Abstract: Learning to bid in repeated first-price auctions is a fundamental problem at the interface of game theory and machine learning, which has seen a recent surge in interest due to the transition of display advertising to first-price auctions. In this work, we propose a novel concave formulation for pure-strategy bidding in first-price auctions, and use it to analyze natural Gradient-Ascent-based algorithms for this problem. Importantly, our analysis goes beyond regret, which was the typical focus of past work, and also accounts for the strategic backdrop of online-advertising markets where bidding algorithms are deployed -- we provide the first guarantees of strategic-robustness and incentive-compatibility for Gradient Ascent. Concretely, we show that our algorithms achieve $O(\sqrt{T})$ regret when the highest competing bids are generated adversarially, and show that no online algorithm can do better.
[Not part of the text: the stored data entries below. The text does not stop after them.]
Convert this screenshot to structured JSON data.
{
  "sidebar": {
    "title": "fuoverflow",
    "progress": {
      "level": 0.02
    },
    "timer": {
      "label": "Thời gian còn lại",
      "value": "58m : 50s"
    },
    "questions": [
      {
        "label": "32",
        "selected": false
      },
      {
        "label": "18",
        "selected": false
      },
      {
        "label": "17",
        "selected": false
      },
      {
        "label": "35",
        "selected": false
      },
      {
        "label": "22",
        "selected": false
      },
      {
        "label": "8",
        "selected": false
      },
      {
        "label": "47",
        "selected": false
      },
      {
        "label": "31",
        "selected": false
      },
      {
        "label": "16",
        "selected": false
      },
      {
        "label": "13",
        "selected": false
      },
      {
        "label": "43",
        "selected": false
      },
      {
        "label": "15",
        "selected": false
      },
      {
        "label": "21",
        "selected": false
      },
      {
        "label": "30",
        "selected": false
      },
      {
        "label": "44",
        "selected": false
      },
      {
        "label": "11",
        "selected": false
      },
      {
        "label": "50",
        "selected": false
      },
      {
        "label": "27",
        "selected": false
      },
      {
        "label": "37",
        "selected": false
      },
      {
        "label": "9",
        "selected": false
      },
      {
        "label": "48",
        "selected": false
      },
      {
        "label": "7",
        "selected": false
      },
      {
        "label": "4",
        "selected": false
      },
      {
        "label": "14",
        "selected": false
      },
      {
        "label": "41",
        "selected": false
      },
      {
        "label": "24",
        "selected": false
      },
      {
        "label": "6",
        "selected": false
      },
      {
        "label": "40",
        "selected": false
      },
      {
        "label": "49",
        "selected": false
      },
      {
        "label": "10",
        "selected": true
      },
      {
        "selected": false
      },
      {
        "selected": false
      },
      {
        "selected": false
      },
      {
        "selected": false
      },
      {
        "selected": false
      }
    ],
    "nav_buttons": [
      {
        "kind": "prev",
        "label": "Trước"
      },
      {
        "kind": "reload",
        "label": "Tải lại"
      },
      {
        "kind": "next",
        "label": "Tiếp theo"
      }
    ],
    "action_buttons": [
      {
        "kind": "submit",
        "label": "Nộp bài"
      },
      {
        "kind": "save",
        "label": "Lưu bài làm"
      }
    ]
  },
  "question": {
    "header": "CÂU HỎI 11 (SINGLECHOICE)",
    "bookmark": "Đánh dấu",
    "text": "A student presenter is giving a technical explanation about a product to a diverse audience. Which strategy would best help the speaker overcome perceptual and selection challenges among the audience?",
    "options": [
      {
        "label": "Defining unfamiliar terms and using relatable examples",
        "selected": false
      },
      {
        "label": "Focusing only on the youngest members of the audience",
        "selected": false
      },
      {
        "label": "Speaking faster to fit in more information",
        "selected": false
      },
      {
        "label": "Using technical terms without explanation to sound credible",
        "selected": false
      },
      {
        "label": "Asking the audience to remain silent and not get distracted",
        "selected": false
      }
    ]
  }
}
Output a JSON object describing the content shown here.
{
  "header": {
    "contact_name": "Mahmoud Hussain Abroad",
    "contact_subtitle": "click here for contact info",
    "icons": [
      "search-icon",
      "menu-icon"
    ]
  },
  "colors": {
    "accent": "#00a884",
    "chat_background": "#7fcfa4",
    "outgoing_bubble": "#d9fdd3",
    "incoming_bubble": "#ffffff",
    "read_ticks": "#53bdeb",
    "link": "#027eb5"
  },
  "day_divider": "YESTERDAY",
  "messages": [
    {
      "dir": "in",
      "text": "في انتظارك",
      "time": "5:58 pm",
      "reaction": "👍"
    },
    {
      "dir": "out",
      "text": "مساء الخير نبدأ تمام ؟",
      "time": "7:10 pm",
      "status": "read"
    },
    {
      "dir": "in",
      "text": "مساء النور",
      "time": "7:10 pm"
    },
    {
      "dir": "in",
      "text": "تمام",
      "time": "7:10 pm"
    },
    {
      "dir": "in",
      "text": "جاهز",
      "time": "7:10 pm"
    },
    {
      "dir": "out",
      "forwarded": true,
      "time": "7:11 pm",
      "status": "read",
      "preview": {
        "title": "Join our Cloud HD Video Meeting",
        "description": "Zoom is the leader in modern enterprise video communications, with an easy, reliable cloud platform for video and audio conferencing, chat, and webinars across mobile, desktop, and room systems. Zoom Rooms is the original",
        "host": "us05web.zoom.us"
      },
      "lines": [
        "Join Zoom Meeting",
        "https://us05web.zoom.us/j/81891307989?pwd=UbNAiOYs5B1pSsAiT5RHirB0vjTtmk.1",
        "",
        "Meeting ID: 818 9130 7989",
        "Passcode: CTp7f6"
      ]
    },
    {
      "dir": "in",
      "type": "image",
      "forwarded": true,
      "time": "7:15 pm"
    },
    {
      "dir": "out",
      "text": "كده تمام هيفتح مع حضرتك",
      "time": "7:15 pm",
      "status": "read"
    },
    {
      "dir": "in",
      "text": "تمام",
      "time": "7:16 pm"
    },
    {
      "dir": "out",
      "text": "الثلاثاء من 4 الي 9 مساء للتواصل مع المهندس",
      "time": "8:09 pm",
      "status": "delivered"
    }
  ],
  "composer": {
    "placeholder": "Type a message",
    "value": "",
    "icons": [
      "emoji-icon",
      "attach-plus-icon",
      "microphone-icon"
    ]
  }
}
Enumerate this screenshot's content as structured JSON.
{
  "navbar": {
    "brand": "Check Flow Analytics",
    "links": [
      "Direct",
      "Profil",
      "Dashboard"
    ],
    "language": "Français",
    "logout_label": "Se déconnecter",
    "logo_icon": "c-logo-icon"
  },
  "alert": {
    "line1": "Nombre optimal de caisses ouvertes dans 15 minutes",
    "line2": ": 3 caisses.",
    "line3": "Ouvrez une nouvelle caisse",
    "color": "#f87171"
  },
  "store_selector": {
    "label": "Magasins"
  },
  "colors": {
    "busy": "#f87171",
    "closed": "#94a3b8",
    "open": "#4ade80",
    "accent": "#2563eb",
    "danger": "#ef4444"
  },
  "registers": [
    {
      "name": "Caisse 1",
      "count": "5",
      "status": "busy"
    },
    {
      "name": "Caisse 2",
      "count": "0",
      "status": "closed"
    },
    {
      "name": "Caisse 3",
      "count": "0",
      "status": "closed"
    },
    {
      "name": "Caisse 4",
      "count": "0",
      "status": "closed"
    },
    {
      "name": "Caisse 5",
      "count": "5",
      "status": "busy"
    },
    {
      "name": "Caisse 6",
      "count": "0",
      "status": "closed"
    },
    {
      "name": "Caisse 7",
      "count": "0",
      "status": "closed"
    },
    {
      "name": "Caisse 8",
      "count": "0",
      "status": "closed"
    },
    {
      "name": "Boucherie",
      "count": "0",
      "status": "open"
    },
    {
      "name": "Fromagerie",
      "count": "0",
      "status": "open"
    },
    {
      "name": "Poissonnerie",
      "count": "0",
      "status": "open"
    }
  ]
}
We further prove that the regret reduces to $O(\log T)$ when the competition is stationary and stochastic, which drastically improves upon the previous best of $O(\sqrt{T})$. Moving beyond regret, we show that a strategic seller cannot exploit our algorithms to extract more revenue on average than is possible under the optimal mechanism. Finally, we prove that our algorithm is also incentive compatible -- it is a (nearly) dominant strategy for the buyer to report her values truthfully to the algorithm as a whole. Altogether, these guarantees make our algorithms the first to simultaneously achieve both optimal regret and strategic-robustness.